Greencore’s annual results have exceeded market expectations, despite this year’s horsemeat scandal wiping about £15m from its full-year revenues.
While analysts had expected a slight drop in group revenues for the year to the end of September, Greencore yesterday reported a 3% increase to almost £1.2bn, (€1.43bn) with operating profit ahead by over 8% at £76.5m, on a pre-exceptional basis.
Adjusted pre-tax profits were up by nearly 12% at £61.6m, with adjusted earnings per share climbing more than 13% to 14.5p. Progress was also made on denting the group’s pension deficit and net debt levels.
Chief executive, Patrick Coveney said that clear progress had been delivered and the group had a good year. He added that the group was “modestly ahead” of consensus on revenue and operating profit and “decently ahead” on earnings per share.
In its core convenience foods unit, Greencore saw revenue rise by 3.5% to £1.13m and operating profit increase by 7% to £73.9m. Despite challenging trading conditions in the UK, the group’s ‘Food to Go’ business there (which represents 40% of the convenience food division’s revenues) recovered from a slow first half to show good growth for the year.
Despite the recent slowdown in Britain, Mr Coveney said that “good momentum” in the fourth quarter has been continued into the current financial year and management expects to see growth in the UK this year.
Revenue in the US — viewed as being a key long-term growth source for the group — jumped by 60%, aided by acquisitions and product distribution deals with the likes of Starbucks and 7-Eleven.
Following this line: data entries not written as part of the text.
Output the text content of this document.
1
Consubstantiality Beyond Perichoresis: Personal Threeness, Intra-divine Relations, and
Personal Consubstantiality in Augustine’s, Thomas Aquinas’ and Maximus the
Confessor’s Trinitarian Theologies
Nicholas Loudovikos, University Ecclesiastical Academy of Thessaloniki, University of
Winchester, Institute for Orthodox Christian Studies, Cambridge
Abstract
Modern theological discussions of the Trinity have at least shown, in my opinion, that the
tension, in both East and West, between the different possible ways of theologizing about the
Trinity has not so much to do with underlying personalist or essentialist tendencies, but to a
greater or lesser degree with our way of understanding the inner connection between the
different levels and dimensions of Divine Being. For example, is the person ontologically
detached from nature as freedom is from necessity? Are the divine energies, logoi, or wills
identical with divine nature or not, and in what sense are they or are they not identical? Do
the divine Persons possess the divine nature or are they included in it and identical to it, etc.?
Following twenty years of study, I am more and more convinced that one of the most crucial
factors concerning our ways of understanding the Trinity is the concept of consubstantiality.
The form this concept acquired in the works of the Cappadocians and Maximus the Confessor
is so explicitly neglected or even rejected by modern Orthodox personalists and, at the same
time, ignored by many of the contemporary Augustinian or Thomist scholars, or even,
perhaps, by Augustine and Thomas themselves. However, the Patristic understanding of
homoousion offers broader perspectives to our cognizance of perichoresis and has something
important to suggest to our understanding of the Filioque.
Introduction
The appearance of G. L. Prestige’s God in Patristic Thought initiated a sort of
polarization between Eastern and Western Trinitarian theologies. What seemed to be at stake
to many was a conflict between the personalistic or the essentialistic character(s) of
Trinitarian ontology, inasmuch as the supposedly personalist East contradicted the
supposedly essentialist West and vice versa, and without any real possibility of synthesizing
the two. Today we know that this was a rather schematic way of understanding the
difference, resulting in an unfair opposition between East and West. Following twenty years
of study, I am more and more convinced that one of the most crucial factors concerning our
Mr Coveney also said he remains positive regarding the smaller prepared meals division — which was directly hit by the horsemeat scandal.
Though only a marginal revenue generator, growth (albeit on a slow basis) is anticipated, with consumption of non-beef related ready meals leading management to suggest a pick-up can occur in line with improved animal testing and substantial changes to supply chains.